A ingenuidade da protagonista é facilmente detectada mesmo em uma atuação sofrível da carismática Carla Perez e os caricatos personagens
Algumas das coisas que mais chama a atenção nesse projeto são os personagens quase em formas de caricaturas que volta e meia aparecem na trajetória da protagonista, além, de uma ingenuidade ligada à imaturidade de uma sofrida protagonista que usa a dança como remédio para fugir dos pensamentos de sua realidade triste, sem oportunidade, andando com os pés descalços por uma Salvador dançante. Voltando aos personagens, um se destacada, deixando qualquer cinéfilo perplexo: Pierre (personagem de Perry Salles), o empresário de Shows famosos que objetiva fazer de Carla uma rainha da dança (e lucrar muito em cima dela) chega a ser bizarro em muitos momentos, fugindo de qualquer realidade seja aqui ou em Marte.

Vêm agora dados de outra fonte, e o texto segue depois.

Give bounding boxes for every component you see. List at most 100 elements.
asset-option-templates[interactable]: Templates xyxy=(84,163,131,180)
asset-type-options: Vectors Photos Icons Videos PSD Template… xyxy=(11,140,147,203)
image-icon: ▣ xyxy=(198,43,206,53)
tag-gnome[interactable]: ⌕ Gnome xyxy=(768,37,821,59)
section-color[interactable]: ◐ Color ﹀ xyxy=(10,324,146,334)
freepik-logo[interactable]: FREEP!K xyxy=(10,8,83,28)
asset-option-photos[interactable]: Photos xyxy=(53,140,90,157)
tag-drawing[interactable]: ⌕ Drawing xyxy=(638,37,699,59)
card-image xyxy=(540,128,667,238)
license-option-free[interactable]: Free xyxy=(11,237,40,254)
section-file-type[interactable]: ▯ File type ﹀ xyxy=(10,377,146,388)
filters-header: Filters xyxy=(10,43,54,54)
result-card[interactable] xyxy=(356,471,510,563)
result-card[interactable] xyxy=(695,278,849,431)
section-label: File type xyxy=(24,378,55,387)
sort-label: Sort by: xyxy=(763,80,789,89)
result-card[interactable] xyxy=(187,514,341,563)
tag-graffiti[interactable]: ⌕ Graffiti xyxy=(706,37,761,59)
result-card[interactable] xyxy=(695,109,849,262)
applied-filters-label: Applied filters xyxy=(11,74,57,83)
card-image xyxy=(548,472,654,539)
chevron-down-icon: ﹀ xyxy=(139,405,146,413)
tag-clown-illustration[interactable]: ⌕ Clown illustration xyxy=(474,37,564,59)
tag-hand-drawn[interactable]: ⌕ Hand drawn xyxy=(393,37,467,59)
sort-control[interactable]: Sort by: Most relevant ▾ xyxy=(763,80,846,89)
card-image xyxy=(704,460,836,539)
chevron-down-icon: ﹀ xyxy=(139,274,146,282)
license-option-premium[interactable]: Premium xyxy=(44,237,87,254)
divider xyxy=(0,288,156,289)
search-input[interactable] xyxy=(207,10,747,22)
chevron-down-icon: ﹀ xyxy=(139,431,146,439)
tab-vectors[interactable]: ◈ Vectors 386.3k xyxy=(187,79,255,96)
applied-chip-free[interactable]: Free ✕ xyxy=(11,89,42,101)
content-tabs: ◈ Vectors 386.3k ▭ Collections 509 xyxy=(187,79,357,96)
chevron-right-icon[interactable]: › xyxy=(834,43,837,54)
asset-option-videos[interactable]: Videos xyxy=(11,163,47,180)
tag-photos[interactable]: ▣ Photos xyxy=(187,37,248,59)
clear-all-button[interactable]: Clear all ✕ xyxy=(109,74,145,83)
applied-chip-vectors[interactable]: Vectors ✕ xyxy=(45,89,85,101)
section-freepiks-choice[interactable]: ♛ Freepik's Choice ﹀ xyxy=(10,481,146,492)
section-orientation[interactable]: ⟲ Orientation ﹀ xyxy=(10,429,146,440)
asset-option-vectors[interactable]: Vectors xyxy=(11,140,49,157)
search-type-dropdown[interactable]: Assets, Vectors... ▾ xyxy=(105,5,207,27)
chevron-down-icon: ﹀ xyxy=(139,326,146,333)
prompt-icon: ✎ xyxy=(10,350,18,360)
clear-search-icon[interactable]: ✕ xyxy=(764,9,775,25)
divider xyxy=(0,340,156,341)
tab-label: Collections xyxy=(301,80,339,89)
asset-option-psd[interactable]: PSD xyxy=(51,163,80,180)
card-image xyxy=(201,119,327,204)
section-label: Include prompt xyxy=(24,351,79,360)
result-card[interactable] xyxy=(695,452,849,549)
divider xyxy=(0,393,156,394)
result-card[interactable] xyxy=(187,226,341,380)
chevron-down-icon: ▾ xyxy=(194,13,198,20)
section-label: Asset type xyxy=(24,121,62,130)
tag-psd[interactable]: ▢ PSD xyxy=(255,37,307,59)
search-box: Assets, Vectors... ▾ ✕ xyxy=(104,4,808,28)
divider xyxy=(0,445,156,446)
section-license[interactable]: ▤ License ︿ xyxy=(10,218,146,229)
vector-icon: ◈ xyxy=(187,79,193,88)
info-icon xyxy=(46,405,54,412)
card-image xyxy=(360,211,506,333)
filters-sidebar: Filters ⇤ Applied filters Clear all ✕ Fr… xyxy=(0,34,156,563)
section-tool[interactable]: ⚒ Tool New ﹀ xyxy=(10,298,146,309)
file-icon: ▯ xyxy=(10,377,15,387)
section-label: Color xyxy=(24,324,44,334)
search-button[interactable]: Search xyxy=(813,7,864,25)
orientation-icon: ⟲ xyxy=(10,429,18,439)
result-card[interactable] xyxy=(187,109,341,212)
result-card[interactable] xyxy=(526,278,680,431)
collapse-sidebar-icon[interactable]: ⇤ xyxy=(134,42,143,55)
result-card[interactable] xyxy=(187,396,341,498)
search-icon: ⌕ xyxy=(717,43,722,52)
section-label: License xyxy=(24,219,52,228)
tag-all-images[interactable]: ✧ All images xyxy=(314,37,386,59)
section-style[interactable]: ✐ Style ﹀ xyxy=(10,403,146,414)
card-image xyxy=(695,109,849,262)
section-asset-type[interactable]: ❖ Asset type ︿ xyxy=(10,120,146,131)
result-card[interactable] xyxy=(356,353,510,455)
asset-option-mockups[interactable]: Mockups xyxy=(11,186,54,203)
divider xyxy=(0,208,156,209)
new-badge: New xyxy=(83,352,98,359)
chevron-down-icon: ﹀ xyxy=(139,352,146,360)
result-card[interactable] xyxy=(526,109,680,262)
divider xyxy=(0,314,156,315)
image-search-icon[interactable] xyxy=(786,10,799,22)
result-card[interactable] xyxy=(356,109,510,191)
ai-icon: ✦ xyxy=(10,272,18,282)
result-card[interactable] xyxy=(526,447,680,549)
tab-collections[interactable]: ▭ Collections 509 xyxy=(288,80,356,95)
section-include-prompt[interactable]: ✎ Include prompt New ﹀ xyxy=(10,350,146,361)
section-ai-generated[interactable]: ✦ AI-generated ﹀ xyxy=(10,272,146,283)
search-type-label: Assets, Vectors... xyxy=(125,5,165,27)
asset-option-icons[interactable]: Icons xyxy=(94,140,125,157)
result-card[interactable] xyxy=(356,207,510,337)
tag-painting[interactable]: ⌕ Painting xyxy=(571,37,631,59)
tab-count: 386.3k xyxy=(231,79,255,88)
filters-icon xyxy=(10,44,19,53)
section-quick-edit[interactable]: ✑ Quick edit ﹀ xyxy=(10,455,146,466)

Há uma tentativa de crítica social, abordando o preconceito mesmo que em cenas toscas, muito mal interpretadas e dirigidas
O projeto busca criar mensagens, colocar pontos para reflexão, mas completamente sem noção de qualquer técnica minimamente interessante pensando cinematograficamente. Passa rapidamente pela questão da fé, sobre a cena cultural baiana. Mas parece que não se leva a sério, nem quando busca sentido para a amizade da personagem principal com os amigos dos tempos de Alagados (bairro pobre de salvador localizado na Península de Itapagipe e instalado numa região de manguezal). Um desses amigos, Chico, é interpretado pelo ator Lázaro Ramos em um de seus primeiros trabalhos no cinema.
Flash Mob com temática nos primórdios do Axé
Um dos pontos mais marcantes nesse filme é a instantaneidade com que as músicas saltam na tela de repente. Tudo é motivo para se dançar. Na alegria ou na tristeza, tudo se dança. A trilha sonora é composta por algum cd dos melhores do axé music da época, lá do início desse gênero musical. Até o Araketu já existia! Causam perplexidade algumas cenas de dança, não sei se é pra rirmos ou se é pra chorarmos. Parece em muitos momentos um grande flash mob não coreografado!
Possui um final que é mais visto do que o próprio filme
O final de Cinderela Baiana, com a ‘Carla do futuro’ já consolidada como artista, saindo de seu carrão com uma roupa para dançar ‘Segure o Tchan’, voltando ao lugar onde começa a trajetória de sua personagem, possui falas inesquecíveis. Só essa parte final de alguns minutos, é mais vista pelos curiosos e curiosas do que o próprio final em si.
Cinderela Baiana, pode ser entendido (ou melhor, não entendido) de várias formas. Um dos filmes brasileiros com menor nota no IMDB, o mais famoso filme trash feito no nosso país, não passa de uma tentativa de musical com música alta e pessoas dançando aleatoriamente mas nunca deixou nem vai deixar de ser um clássico sempre lembrado.